My friend Red Elk was discussing food sources most people overlook..and thus reminded me of the choke cherry tree.
My active duty tour in the U.S. Army was at a base (called a kaserne) in Germany where we stood ready to serve as cannon fodder should the Red Army decide to invade via the Fulda Gap. Right beside the steps to the front door of the 3-story-plus-basement building that served as Admin offices for the Colonel and his crew (1st floor), Section room for our Commo crew (basement), and barracks for us enlisted on-post types (2nd & 3rd floors)…there grew a bush. A big, beautiful tree.
A choke cherry tree.
Note for those unfamiliar with the plant: A big choke cherry tree is not like, say, a big oak tree or a Ponderosa pine tree or (heh!) a giant redwood. As trees go, choke cherries are small and slender; it would be most accurate to describe the specimen under discussion as “a big, healthy specimen of that species of tree”. Not a big bush; an easygoing tree.
Nonetheless, It was for me a powerful reminder of home. On the ranch in Montana where I grew up, a steep gully ran north-to-south just a few yards to the east of the Big Corral. For most of the year, it was dry as a bone–though during spring runoff, there might be as much as two feet of rushing water coursing down to the galvanized steel culvert that ran under the highway and dumped out over a steep drop to the Clark Fork River.
We called that place Choke Cherry Gully.
There were choke cherry trees growing in a few other spots nearby, but none so productive and plentiful as those flourishing in Choke Cherry Gully.

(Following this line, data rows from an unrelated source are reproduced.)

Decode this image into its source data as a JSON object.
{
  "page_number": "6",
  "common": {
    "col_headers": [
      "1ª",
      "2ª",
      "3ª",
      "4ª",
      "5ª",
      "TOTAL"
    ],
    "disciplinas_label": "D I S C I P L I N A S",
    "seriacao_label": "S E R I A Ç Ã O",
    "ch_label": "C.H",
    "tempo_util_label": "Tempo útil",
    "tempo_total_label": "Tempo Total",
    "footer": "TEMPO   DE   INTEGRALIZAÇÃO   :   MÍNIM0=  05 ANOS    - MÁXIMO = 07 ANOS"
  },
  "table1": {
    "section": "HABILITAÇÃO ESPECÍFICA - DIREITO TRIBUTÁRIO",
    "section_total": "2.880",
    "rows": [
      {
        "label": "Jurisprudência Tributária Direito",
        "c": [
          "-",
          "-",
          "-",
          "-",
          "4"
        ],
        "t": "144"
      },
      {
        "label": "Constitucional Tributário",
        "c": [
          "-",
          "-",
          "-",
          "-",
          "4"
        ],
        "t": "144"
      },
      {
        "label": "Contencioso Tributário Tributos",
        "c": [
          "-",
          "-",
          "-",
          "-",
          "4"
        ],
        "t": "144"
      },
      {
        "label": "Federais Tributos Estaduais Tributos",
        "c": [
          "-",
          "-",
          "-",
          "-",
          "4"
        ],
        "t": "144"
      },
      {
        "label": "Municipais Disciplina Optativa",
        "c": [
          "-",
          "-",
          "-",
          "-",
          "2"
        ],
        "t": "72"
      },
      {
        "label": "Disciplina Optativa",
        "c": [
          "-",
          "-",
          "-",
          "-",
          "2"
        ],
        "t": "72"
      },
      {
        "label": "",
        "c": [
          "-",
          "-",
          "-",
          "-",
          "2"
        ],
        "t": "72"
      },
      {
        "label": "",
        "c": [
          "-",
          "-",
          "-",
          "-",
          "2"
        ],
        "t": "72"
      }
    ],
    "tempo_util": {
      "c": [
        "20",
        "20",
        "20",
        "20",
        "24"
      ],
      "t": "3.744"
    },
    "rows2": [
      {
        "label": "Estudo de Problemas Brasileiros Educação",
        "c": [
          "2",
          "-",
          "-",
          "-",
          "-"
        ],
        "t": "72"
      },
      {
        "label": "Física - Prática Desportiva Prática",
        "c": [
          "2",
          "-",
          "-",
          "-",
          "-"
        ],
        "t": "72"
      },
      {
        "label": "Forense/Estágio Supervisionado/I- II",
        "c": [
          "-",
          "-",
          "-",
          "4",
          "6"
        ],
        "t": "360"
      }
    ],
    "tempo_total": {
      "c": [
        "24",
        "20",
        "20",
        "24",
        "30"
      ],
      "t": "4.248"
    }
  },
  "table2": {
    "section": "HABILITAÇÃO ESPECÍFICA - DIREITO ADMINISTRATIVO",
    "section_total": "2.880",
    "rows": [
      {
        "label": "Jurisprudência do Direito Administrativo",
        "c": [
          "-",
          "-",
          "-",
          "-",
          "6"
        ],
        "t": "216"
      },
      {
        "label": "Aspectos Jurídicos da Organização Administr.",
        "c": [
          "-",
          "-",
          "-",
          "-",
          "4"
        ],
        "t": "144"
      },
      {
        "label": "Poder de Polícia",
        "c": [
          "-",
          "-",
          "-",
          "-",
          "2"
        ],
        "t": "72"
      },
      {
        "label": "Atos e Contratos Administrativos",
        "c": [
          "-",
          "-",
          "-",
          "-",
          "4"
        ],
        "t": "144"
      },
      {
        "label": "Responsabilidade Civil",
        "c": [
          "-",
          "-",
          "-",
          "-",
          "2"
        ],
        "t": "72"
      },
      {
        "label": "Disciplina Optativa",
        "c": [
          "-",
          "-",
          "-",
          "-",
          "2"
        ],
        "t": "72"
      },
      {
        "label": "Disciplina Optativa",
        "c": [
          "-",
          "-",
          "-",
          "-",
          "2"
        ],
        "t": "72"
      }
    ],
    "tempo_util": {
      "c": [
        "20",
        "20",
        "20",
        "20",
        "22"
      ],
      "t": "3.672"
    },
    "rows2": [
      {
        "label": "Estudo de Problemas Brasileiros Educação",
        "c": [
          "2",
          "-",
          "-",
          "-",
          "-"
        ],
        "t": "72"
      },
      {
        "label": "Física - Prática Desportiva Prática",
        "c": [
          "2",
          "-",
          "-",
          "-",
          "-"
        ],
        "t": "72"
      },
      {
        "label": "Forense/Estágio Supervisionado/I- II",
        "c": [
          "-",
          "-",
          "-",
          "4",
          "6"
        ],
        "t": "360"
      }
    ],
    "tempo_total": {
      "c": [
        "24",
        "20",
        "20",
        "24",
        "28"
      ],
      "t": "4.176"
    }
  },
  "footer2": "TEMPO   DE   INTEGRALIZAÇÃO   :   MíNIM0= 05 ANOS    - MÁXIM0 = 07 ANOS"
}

Only once or twice were they seriously threatened–by what we called “tent caterpillars”. Most years, however, these trees were good for gallons and gallons of ripe, dark-red to almost-black, mouth-puckering, absolutely awesome raw eating…let alone choke cherry jam and/or choke cherry syrup, either of which was “to die for”. Food? This was ambrosia and the nectar of the Gods all rolled into one!
A Gift from the Universe
Strangely, Twilight Zone weirdly it seemed to me, none of my fellow soldiers agreed with me about the German tree. Despite many members of our commo platoon coming from Montana and a fair number having made their living outdoors in such occupations as Forest Ranger, guide & outfitter, etc….they were more ignorant of the mighty choke cherry than I would have believed possible.
Their responses, when I assured them it was indeed a choke cherry tree and would provide some of the best eatin’ fruit in the world in a couple of months, fell into 3 categories:
1. Those berries are poison.
2. You’re mistaken, that’s not a choke cherry tree.
3. What’s a choke cherry tree?
It slowly dawned on me: I was being granted a precious gift. With no one else interested–no one else, in fact, would even consider trying so much as a single cherry–I would be able to hog all the fruit I could eat when they ripened. Every tart, puckery, awesome mouthful would connect me strongly to my strongly missed home in the Montana foothills. I had no competition.
And so it was.
Living in the barracks with surprise inspections possible at any moment, there was no safe way to store large amounts of the choke cherries; they pretty much had to be eaten by the handful on the spot after we were off duty for the day and the rest of the troops had retreated to their rooms for the evening.
At those times, though, no one was even around to notice.
For two deep-summer seasons in 1964 and 1965, I was in choke cherry heaven. Nobody even noticed the many pits drying in the grass near the tree after I’d spit them out. Musta been the birds, doncha know.
Moral(s) of the story: One man’s poison is another man’s choke cherry tree…and choke cherry jam is to die for.